Les mathématiciens pré-constructivistes avaient trouvé différentes manières de démontrer la vérité de formules ne répondant pas au critère du nombre fini d’étapes d’élaboration. La méthode de prédilection des Grecs, durant l’Antiquité, était la reductio ad absurdum (le raisonnement par l’absurde). Pour démontrer que quelque chose est faux, supposons le contraire au départ, disons que c’est vrai, et à partir de cette hypothèse, on aboutira à un résultat absurde (2 = 1, par exemple), ce qui prouvera que l’hypothèse de départ était bien fausse. Cette méthode s’appuie sur l’acceptation de l’idée qu’une vérité ne peut être que vraie ou fausse. Mais selon les règles constructivistes, il ne s’agit pas d’une démarche valable puisqu’une proposition n’est tenue pour vraie que si elle peut être démontrée de façon explicite suivant un nombre fini d’étapes déductives. L’ensemble des théorèmes mathématiques qui prouvent l’existence de quelque chose, sans pour autant en élaborer un exemple explicite, ne sont donc pas tenus pour valables.
[…]
Après mûre réflexion, le constructivisme semble décidément bien étrange. […] l’idée selon laquelle il existerait une « intuition » universelle des nombres naturels n’a aucun fondement historique. Un constructiviste ne sera jamais en mesure de dire si mon intuition est identique à la vôtre, si elle a évolué chez l’être humain et évoluera encore à l’avenir. Ces mathématiques fondées sur l’intuition sont un phénomène récurrent qui varie selon l’époque et la personnalité de leurs artisans. On dirait une branche de la psychologie.
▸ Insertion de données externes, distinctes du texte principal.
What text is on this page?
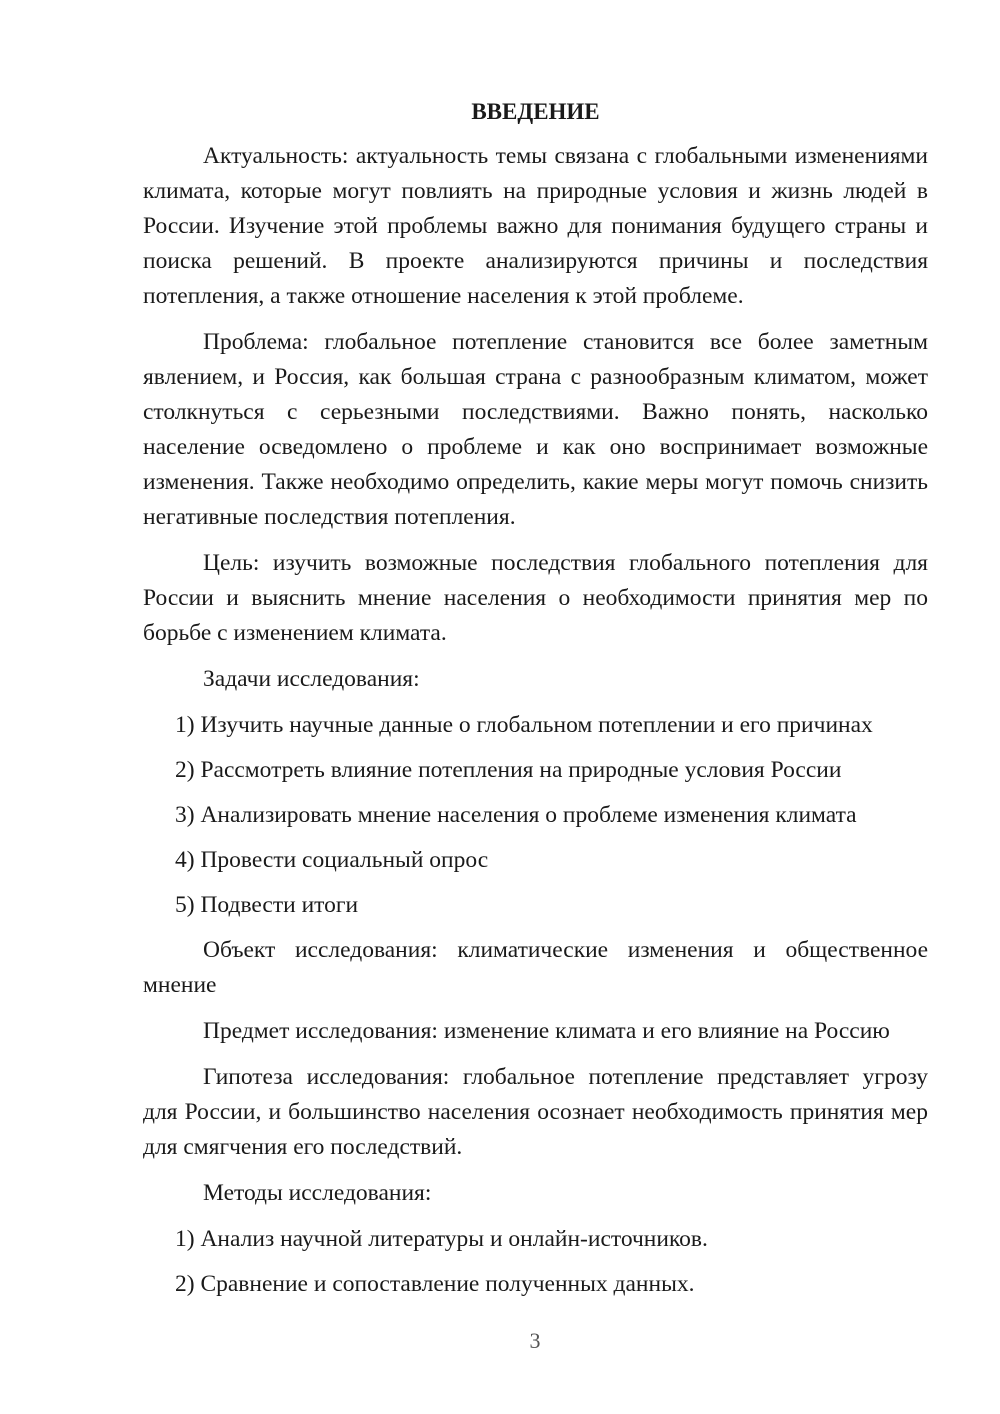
ВВЕДЕНИЕ

Актуальность: актуальность темы связана с глобальными изменениями климата, которые могут повлиять на природные условия и жизнь людей в России. Изучение этой проблемы важно для понимания будущего страны и поиска решений. В проекте анализируются причины и последствия потепления, а также отношение населения к этой проблеме.

Проблема: глобальное потепление становится все более заметным явлением, и Россия, как большая страна с разнообразным климатом, может столкнуться с серьезными последствиями. Важно понять, насколько население осведомлено о проблеме и как оно воспринимает возможные изменения. Также необходимо определить, какие меры могут помочь снизить негативные последствия потепления.

Цель: изучить возможные последствия глобального потепления для России и выяснить мнение населения о необходимости принятия мер по борьбе с изменением климата.

Задачи исследования:

1) Изучить научные данные о глобальном потеплении и его причинах
2) Рассмотреть влияние потепления на природные условия России
3) Анализировать мнение населения о проблеме изменения климата
4) Провести социальный опрос
5) Подвести итоги

Объект исследования: климатические изменения и общественное мнение

Предмет исследования: изменение климата и его влияние на Россию

Гипотеза исследования: глобальное потепление представляет угрозу для России, и большинство населения осознает необходимость принятия мер для смягчения его последствий.

Методы исследования:

1) Анализ научной литературы и онлайн-источников.
2) Сравнение и сопоставление полученных данных.
3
Pourquoi partir des nombres naturels ? Qu’est ce qu’une étape de construction ? Pourquoi certaines constructions se révèlent-elles plus utiles et plus adaptées au monde réel que d’autres ? Pourquoi ne pourrions-nous pas avoir d’intuition sur diverses formes de l’infini ? Comment expliquer l’utilité de concepts non constructifs dans l’étude du monde physique ? Après tout, l’intuition humaine a pourtant conçu les ensembles infinis.
John D. BARROW, Pourquoi le monde est-il mathématique ?, Éditions Odile Jacob, Paris, 1996, pages 80 à 84.